For b) We use pre-defined Excel templates with some formatting done for improving the readability of the template. This template is loaded in memory when the user tries to view the data. Also the data is filled from backend database after applying a lot of business rules. Since this template is “cloned” by us using the Worksheet.copy/workbook.copy methods it will obviously contain the styles/formatting. This formatting is not seen by the user until he exports the excel sheet. Hence my question is, will it help to remove any formatting from the templates that are being cloned in memory?

For c) If I understand your response correctly, no matter how many cells are present in the worksheet, Aspose Cells is intelligent enough to find only those cells having formulas without looping through the blank/non-formula cells. Please confirm if this is correct.

Thanks,
Shashi

Hi Shashi,

For a). First, the performance depends on formulas need to be calculated recursively; then the count of cells being referred to by the formula affects performance a bit too.
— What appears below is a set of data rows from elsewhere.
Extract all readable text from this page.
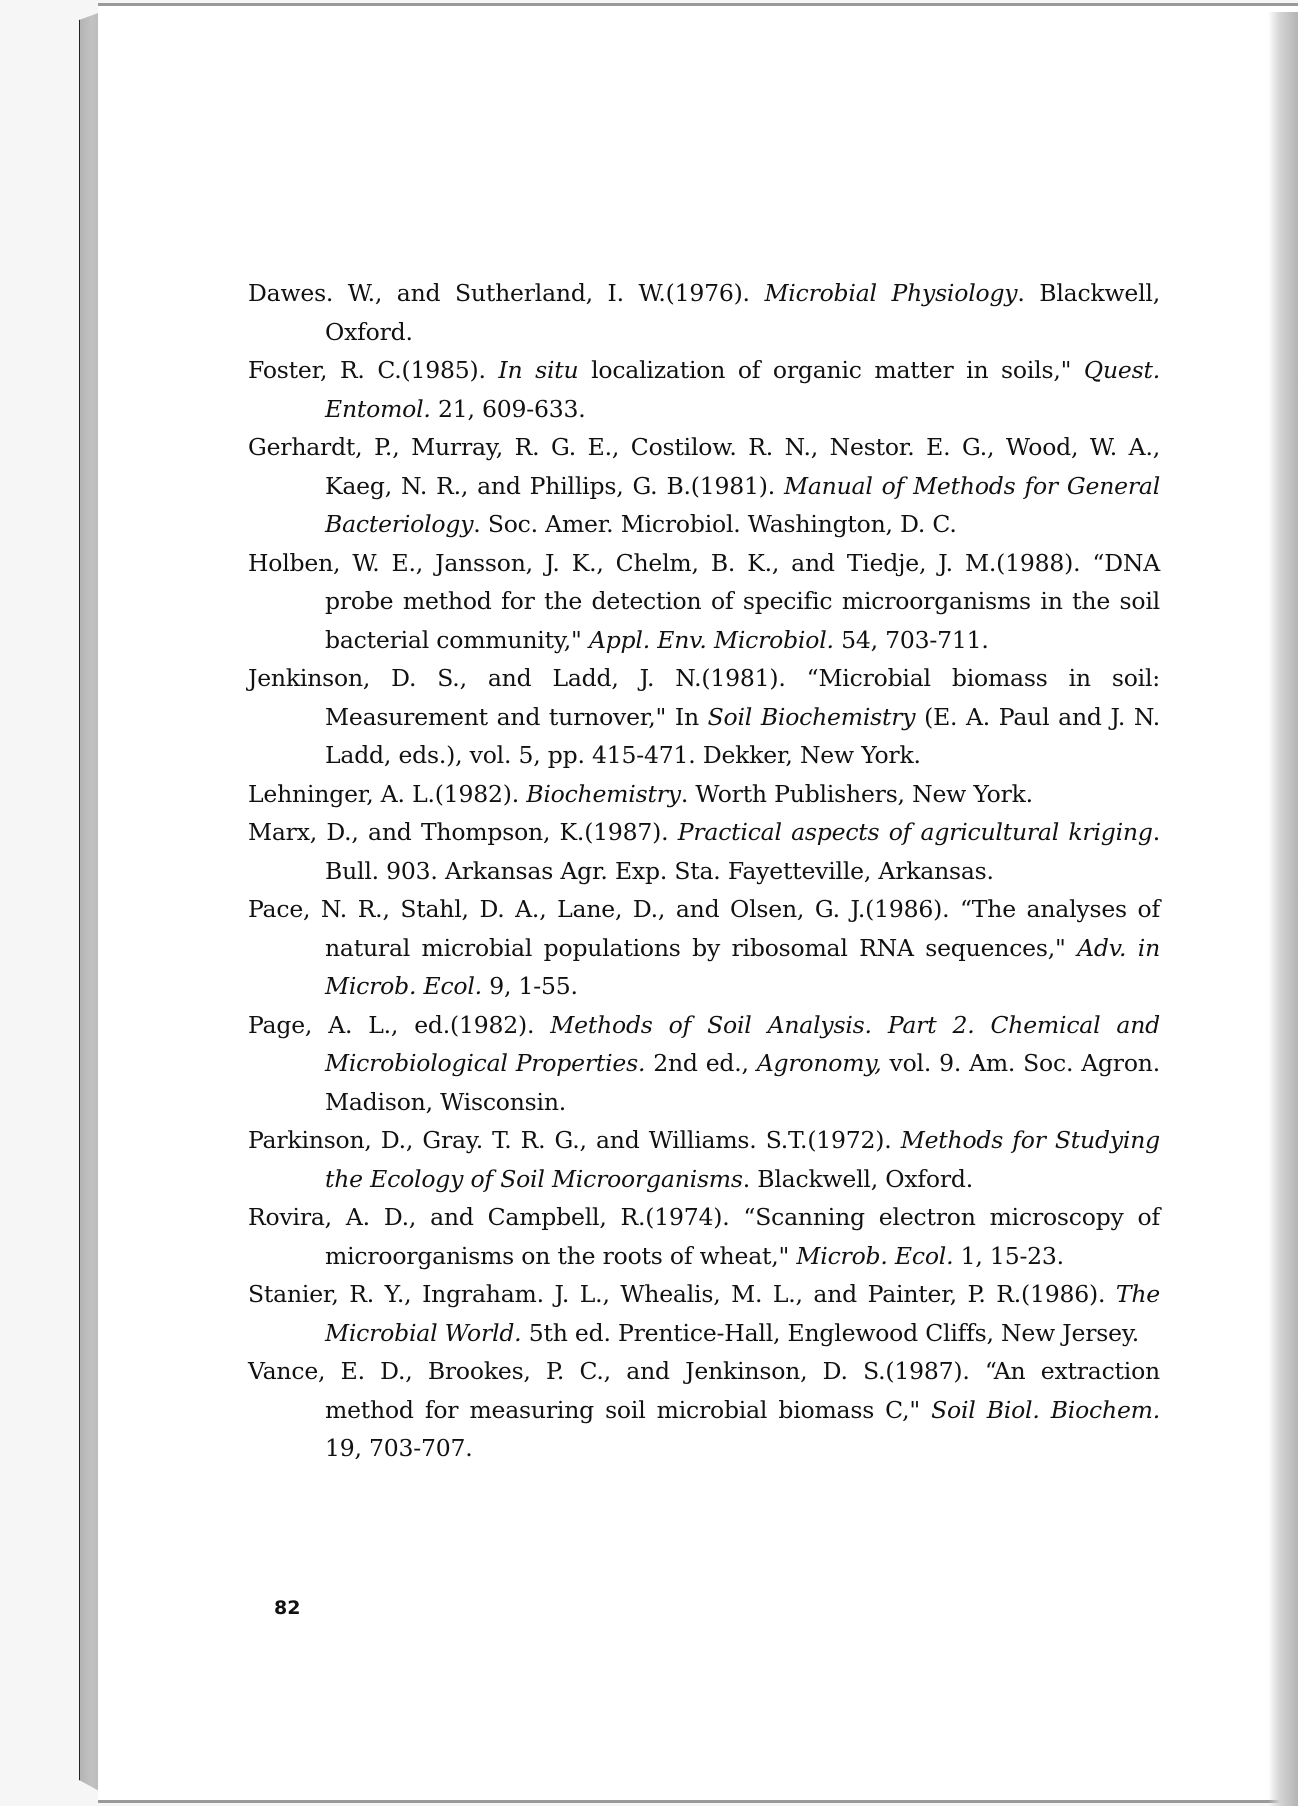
Dawes. W., and Sutherland, I. W.(1976). Microbial Physiology. Blackwell, Oxford.

Foster, R. C.(1985). In situ localization of organic matter in soils," Quest. Entomol. 21, 609-633.

Gerhardt, P., Murray, R. G. E., Costilow. R. N., Nestor. E. G., Wood, W. A., Kaeg, N. R., and Phillips, G. B.(1981). Manual of Methods for General Bacteriology. Soc. Amer. Microbiol. Washington, D. C.

Holben, W. E., Jansson, J. K., Chelm, B. K., and Tiedje, J. M.(1988). “DNA probe method for the detection of specific microorganisms in the soil bacterial community," Appl. Env. Microbiol. 54, 703-711.

Jenkinson, D. S., and Ladd, J. N.(1981). “Microbial biomass in soil: Measurement and turnover," In Soil Biochemistry (E. A. Paul and J. N. Ladd, eds.), vol. 5, pp. 415-471. Dekker, New York.

Lehninger, A. L.(1982). Biochemistry. Worth Publishers, New York.

Marx, D., and Thompson, K.(1987). Practical aspects of agricultural kriging. Bull. 903. Arkansas Agr. Exp. Sta. Fayetteville, Arkansas.

Pace, N. R., Stahl, D. A., Lane, D., and Olsen, G. J.(1986). “The analyses of natural microbial populations by ribosomal RNA sequences," Adv. in Microb. Ecol. 9, 1-55.

Page, A. L., ed.(1982). Methods of Soil Analysis. Part 2. Chemical and Microbiological Properties. 2nd ed., Agronomy, vol. 9. Am. Soc. Agron. Madison, Wisconsin.

Parkinson, D., Gray. T. R. G., and Williams. S.T.(1972). Methods for Studying the Ecology of Soil Microorganisms. Blackwell, Oxford.

Rovira, A. D., and Campbell, R.(1974). “Scanning electron microscopy of microorganisms on the roots of wheat," Microb. Ecol. 1, 15-23.

Stanier, R. Y., Ingraham. J. L., Whealis, M. L., and Painter, P. R.(1986). The Microbial World. 5th ed. Prentice-Hall, Englewood Cliffs, New Jersey.

Vance, E. D., Brookes, P. C., and Jenkinson, D. S.(1987). “An extraction method for measuring soil microbial biomass C," Soil Biol. Biochem. 19, 703-707.

82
For your case, if your "recursive" flag of invoking Worksheet.calculateFormula(boolean, boolean) is false, Scenario 2 is almost same with Scenario 1; If the flag is true, Scenario2 is faster than Scenario 1. Commonly I think you would better prefer Scenario2 to Scenario1. And if the whole workbook need to be calculated, using Workbook.calculateFormula() is better than invoking Worksheet.calculateFormula() separately.
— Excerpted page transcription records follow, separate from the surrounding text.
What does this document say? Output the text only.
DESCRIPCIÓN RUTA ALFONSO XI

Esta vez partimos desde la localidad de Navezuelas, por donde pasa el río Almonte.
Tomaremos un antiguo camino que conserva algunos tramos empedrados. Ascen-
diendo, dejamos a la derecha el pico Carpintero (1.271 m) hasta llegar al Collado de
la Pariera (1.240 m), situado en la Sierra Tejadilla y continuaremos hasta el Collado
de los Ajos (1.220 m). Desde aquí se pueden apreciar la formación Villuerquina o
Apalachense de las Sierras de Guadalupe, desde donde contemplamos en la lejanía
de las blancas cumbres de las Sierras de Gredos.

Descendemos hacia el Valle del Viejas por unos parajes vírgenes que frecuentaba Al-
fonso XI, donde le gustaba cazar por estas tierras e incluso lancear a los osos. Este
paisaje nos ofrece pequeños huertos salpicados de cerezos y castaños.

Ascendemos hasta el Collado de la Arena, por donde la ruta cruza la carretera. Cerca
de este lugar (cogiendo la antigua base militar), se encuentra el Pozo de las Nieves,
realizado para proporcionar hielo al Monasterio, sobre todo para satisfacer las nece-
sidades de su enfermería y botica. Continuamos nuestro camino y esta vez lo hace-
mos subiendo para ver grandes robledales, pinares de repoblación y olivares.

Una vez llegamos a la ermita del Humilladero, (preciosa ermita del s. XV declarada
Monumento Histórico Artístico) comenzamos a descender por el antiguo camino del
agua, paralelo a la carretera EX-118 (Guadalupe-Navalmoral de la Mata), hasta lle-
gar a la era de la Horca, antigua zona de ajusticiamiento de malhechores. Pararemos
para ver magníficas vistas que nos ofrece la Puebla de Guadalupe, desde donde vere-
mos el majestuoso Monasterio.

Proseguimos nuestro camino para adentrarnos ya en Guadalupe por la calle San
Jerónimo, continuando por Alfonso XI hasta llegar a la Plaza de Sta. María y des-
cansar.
For b). Removing those formatting will help to save some memory. By the way, if all sheets need to be copied, using Workbook.copy() is better than invoking Worksheet.copy() separately.


3. In fact, Aspose Cells need to traverse all cells to check whether one cell is formula, if true, will calculate it. But checking a cell being formula is much faster than parsing and calculating a formula. If the blank/non-formula cells affect performance obviously in your case, please give us a sample template to show this issue, we will check it. For your templates Scenario1 and Scenario 2, I have tested and not found any difference when remove the blank columns and rows or not.

Hi Johnson,

Thanks for the reponse. I have sent the file to email id: nanjing at aspose dot com due to its confidential nature. Please delete it after your analysis is done.

Scenario: Try deleting the first 2 columns and the blank rows at the top in each of the sheets. I deleted it in around 15 worksheets and found an improvement of around 5 secs. in workbook.calculateformula method.

Please let me know your thoughts.

Thanks,
Shashi

Hi Johnson,

Were you able to look at the file that I sent across?

Regards,
Shashi

Hi Shashi,

I have tested with your file but can't find the issue, I used the Workbook.calculateFormula(), that took about 2.5 sec for both situation, I remove the blank columns A,B,C and rows 1-20 for 15 sheets too. Would you please give us your sample code?